The research team took advantage of Kent Island's unique site in the Bay of Fundy to undertake their study. “Islands are so useful for biology and ecology because of their isolation and containment,” Jones said.

Especially for pollinator research, she added. “The island provides us the opportunity to nail down the plant-pollinator network because we’re surrounded by cold ocean on all sides.”

“There is a knowable, manageable diversity here, so we can look at who are the insects and who are the plants with a level of confidence that is hard to do in mainland sites,” Jones said. 

The island is also a productive place for students to learn fieldwork skills. Eva Ahn ’26, a coauthor of the pollinator paper and the artist who created its illustrations, said her summer on the island “opened my eyes to what research could be. Before it was a very mysterious thing.”

As an environmental studies and biology major, Ahn is interested in a career in ecology or marine biology. Her summer on Kent Island was special, she said, because she was able to spend lots of time outside and observe the natural world more closely. “It was a great opportunity to incorporate my interest in art into research, which helped me understand more deeply.”

What do bees know?

To gather data for their recently published study on color learning, the Kent Island researchers first had to discern how their pollinators perceive color. Bee and wasp vision, and their perception of color, differs greatly from humans.

Eva Ahn's wildflowers of Kent Island poster. Ahn created illustrations of the island plants commonly visited by its pollinators.
Eva Ahn's poster of Kent Island wildflowers commonly visited by its pollinators (based on how we, humans, see them!).

Ahn said this aspect of the study was particularly important, both for the research and for conservation. “In the whole scheme of conservation and protecting these insect species, it's important to understand how they perceive the world. It's very different from us,” she said. “It's important to take into account their sensory perspectives when we’re trying to inform policies and methods of conserving these very important species that provide a lot of ecological benefits.”

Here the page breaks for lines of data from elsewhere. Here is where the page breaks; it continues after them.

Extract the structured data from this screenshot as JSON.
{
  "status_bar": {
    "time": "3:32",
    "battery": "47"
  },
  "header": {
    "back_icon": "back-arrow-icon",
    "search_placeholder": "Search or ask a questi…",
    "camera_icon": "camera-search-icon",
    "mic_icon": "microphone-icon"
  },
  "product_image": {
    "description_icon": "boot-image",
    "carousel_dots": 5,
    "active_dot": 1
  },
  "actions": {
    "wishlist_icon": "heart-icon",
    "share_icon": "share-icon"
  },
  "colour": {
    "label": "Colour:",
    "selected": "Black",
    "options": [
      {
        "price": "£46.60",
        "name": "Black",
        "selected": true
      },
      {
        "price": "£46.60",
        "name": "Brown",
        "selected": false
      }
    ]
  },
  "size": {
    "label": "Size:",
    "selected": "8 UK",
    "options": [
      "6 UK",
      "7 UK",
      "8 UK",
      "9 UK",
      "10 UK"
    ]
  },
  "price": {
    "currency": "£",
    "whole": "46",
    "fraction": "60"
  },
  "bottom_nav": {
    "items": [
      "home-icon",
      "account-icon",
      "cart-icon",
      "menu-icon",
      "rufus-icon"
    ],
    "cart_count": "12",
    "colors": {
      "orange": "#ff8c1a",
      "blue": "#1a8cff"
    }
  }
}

To get a better sense of what the pollinators see, the team used Bowdoin's spectrometer to measure light wavelengths reflected by flower petals. “We took these objective measurements of colors and then we plotted them subjectively into the way a bee sees them, to think about flower colors from a bee’s perspective,” Jones said. “Combining that with color learning hasn’t been done before.”

After making observations of pollinator behavior in the field, the students and Jones tested their ability to learn color in the lab by tempting them with either sucrose- and water-dipped paper strips of different colors.

This summer, and for summers to come, Jones is continuing this work with Kent Island students to better understand the complex dynamics of a pollinator-plant community. She hopes to one day be able to look at the totality of flower traits—their color, scent, size, amount of nectar, and nectar chemistry—and deduce how bees decide which blossoms to visit.

“The nice thing about this project in particular is it generates lots of data and a huge amount of questions,” Jones said. “I challenge each student to come up with their own question to ask.”

student with petrel
Don't Forget the Petrels!

In addition to the pollinator publication, Jones is the senior author of another recently published paper on Leach's storm-petrels, “Adult survival in a small seabird, Hydrobates leucorhous, covaries with the Atlantic Multidecadal Oscillation over the past six decades.”

The small, endangered seabird nests each summer on Kent Island, in underground burrows. The paper's researchers took advantage of a multidecade dataset on the island's petrel population started in the 1950s by Charles Huntington (1919-2017), a Bowdoin biology professor and Kent Island director from 1953 to 1986.

“Long-term biological datasets are rare because of how labor- and resource-expensive they are to sustain, but they are critical to understanding the impact of global climate change on population demographics,” the paper explains.